Chronique

Mazur / Pursglove / Lopez

Threefold

Rafal Mazur (b), Percy Pursglove (tp), Ramon Lopez (dms, perc)

Label / Distribution : Not Two Records

Âmes sensibles, accourir. La rencontre presque fortuite entre le batteur Ramon Lopez et le trompettiste anglais Percy Pursglove dans l’orchestre de Barry Guy ne promettait pas forcément autant de douceur. Pourtant, dans « Three Musicians » qui ouvre Threefold, l’album témoin de cet élan du cœur, on est tout de suite charmé par le velours des forces en présence. Le son des percussions de Lopez est franc, cristallin presque, et ne se perd pas en frappes inutiles. Le son de la trompette de Pursglove est pur, sans scories. On pourrait se croire parfois dans une partition classique, n’étaient les éclairs déclenchés par la base rythmique : pour clore le trio, c’est le bassiste polonais Rafal Mazur qui vient apporter le son très rond de ses quatre cordes électriques, idéal complément des timbres en présence.

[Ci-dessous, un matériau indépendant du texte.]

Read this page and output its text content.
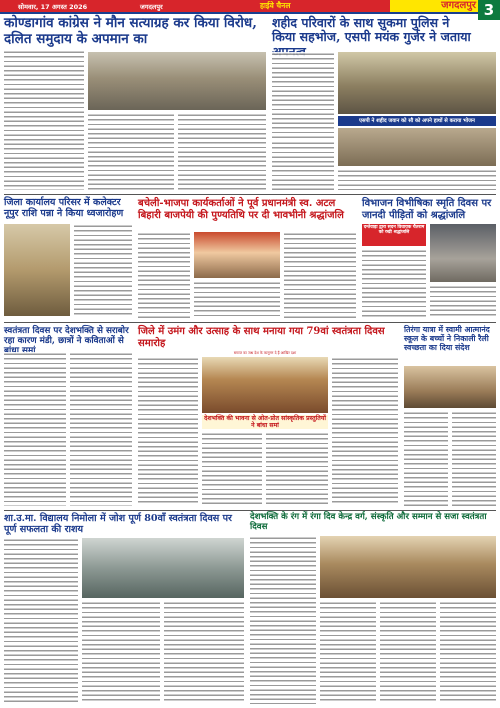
सोमवार, 17 अगस्त 2026	जगदलपुर	हाईवे चैनल	जगदलपुर 3
कोण्डागांव कांग्रेस ने मौन सत्याग्रह कर किया विरोध, दलित समुदाय के अपमान का
शहीद परिवारों के साथ सुकमा पुलिस ने किया सहभोज, एसपी मयंक गुर्जर ने जताया
एसपी ने शहीद जवान को सौ को अपने हाथों से कराया भोजन
जिला कार्यालय परिसर में कलेक्टर नूपुर राशि पन्ना ने किया ध्वजारोहण
बचेली-भाजपा कार्यकर्ताओं ने पूर्व प्रधानमंत्री स्व. अटल बिहारी बाजपेयी की पुण्यतिथि पर दी भावभीनी श्रद्धांजलि
विभाजन विभीषिका स्मृति दिवस पर जानदी पीड़ितों को श्रद्धांजलि
दन्तेवाड़ा द्वारा सदन विधायक चैतराम को रखी श्रद्धांजलि
स्वतंत्रता दिवस पर देशभक्ति से सराबोर रहा कारण मंडी, छात्रों ने कविताओं से
जिले में उमंग और उत्साह के साथ मनाया गया 79वां स्वतंत्रता दिवस समारोह
समाज का जश्न देश के कानूनन दे हैं आखिर दशा
देशभक्ति की भावना से ओत-प्रोत सांस्कृतिक प्रस्तुतियों ने बांधा समां
तिरंगा यात्रा में स्वामी आत्मानंद स्कूल के बच्चों ने निकाली रैली स्वच्छता का दिया संदेश
शा.उ.मा. विद्यालय निमोला में जोश पूर्ण 80वाँ स्वतंत्रता दिवस पर पूर्ण सफलता की राशय
देशभक्ति के रंग में रंगा दिव केन्द्र वर्ग, संस्कृति और सम्मान से सजा स्वतंत्रता दिवस
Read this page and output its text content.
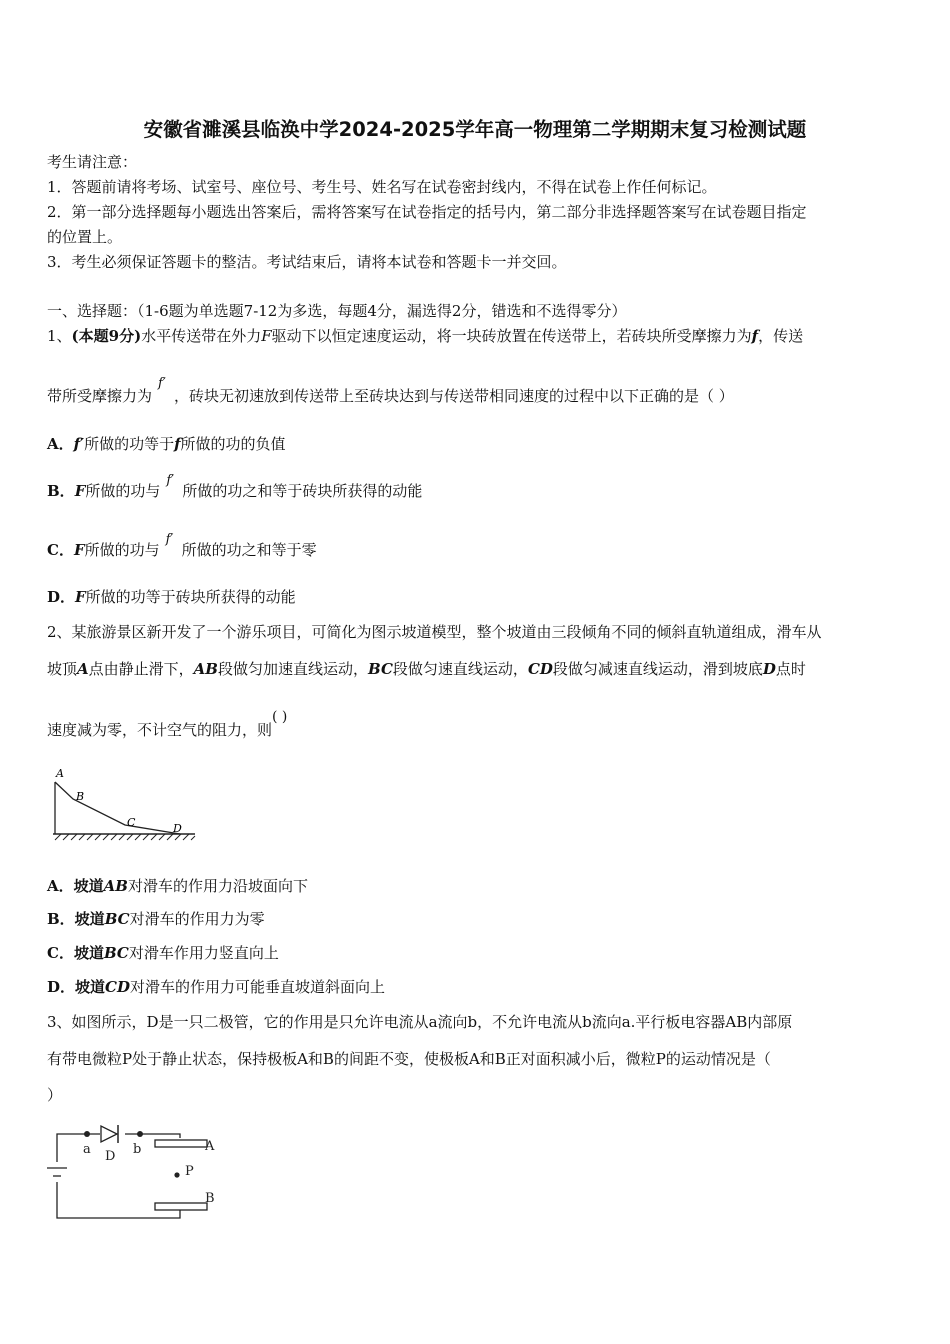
安徽省濉溪县临涣中学2024-2025学年高一物理第二学期期末复习检测试题
考生请注意：
1．答题前请将考场、试室号、座位号、考生号、姓名写在试卷密封线内，不得在试卷上作任何标记。
2．第一部分选择题每小题选出答案后，需将答案写在试卷指定的括号内，第二部分非选择题答案写在试卷题目指定
的位置上。
3．考生必须保证答题卡的整洁。考试结束后，请将本试卷和答题卡一并交回。
一、选择题：（1-6题为单选题7-12为多选，每题4分，漏选得2分，错选和不选得零分）
1、(本题9分)水平传送带在外力F驱动下以恒定速度运动，将一块砖放置在传送带上，若砖块所受摩擦力为f，传送
带所受摩擦力为
f′
，砖块无初速放到传送带上至砖块达到与传送带相同速度的过程中以下正确的是（ ）
A．f′所做的功等于f所做的功的负值
B．F所做的功与
f′
所做的功之和等于砖块所获得的动能
C．F所做的功与
f′
所做的功之和等于零
D．F所做的功等于砖块所获得的动能
2、某旅游景区新开发了一个游乐项目，可简化为图示坡道模型，整个坡道由三段倾角不同的倾斜直轨道组成，滑车从
坡顶A点由静止滑下，AB段做匀加速直线运动，BC段做匀速直线运动，CD段做匀减速直线运动，滑到坡底D点时
速度减为零，不计空气的阻力，则( )
A
B
C	D
A．坡道AB对滑车的作用力沿坡面向下
B．坡道BC对滑车的作用力为零
C．坡道BC对滑车作用力竖直向上
D．坡道CD对滑车的作用力可能垂直坡道斜面向上
3、如图所示，D是一只二极管，它的作用是只允许电流从a流向b，不允许电流从b流向a.平行板电容器AB内部原
有带电微粒P处于静止状态，保持极板A和B的间距不变，使极板A和B正对面积减小后，微粒P的运动情况是（
）
a D b	A
P
B
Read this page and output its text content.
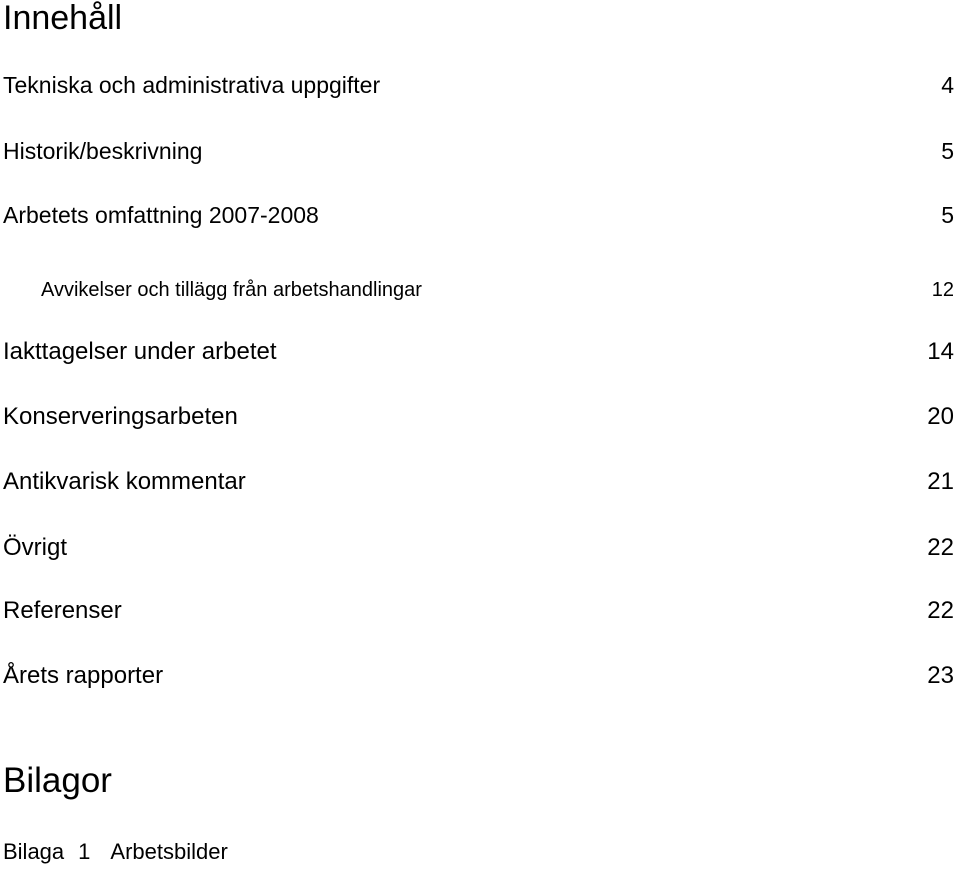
Innehåll
Tekniska och administrativa uppgifter	4
Historik/beskrivning	5
Arbetets omfattning 2007-2008	5
Avvikelser och tillägg från arbetshandlingar	12
Iakttagelser under arbetet	14
Konserveringsarbeten	20
Antikvarisk kommentar	21
Övrigt	22
Referenser	22
Årets rapporter	23
Bilagor
Bilaga 1 Arbetsbilder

Les trois musiciens ne sont pas là pour la bagarre. Dans « Pintura 10 », morceau central qui révèle le besoin de couleur et de lumière dans le clair-obscur volontaire du trio, la trompette se salit un peu. Pursglove quitte ses atours solaires à la Wheeler pour se faire excavateur, va fouiller dans les basses au-delà de Mazur pour réveiller quelques tensions. Tous les sédiments déposés dans le calme depuis le début de l’album s’agitent, à l’image du drumming de Lopez devenu soudain plus tendu, mais ce n’est que pour mieux retomber en pluie fine et colorée. L’image qui vient, c’est un caillou qui pénètre une eau calme : les ridules formées par le choc se dissipent à mesure que tout revient à la normale.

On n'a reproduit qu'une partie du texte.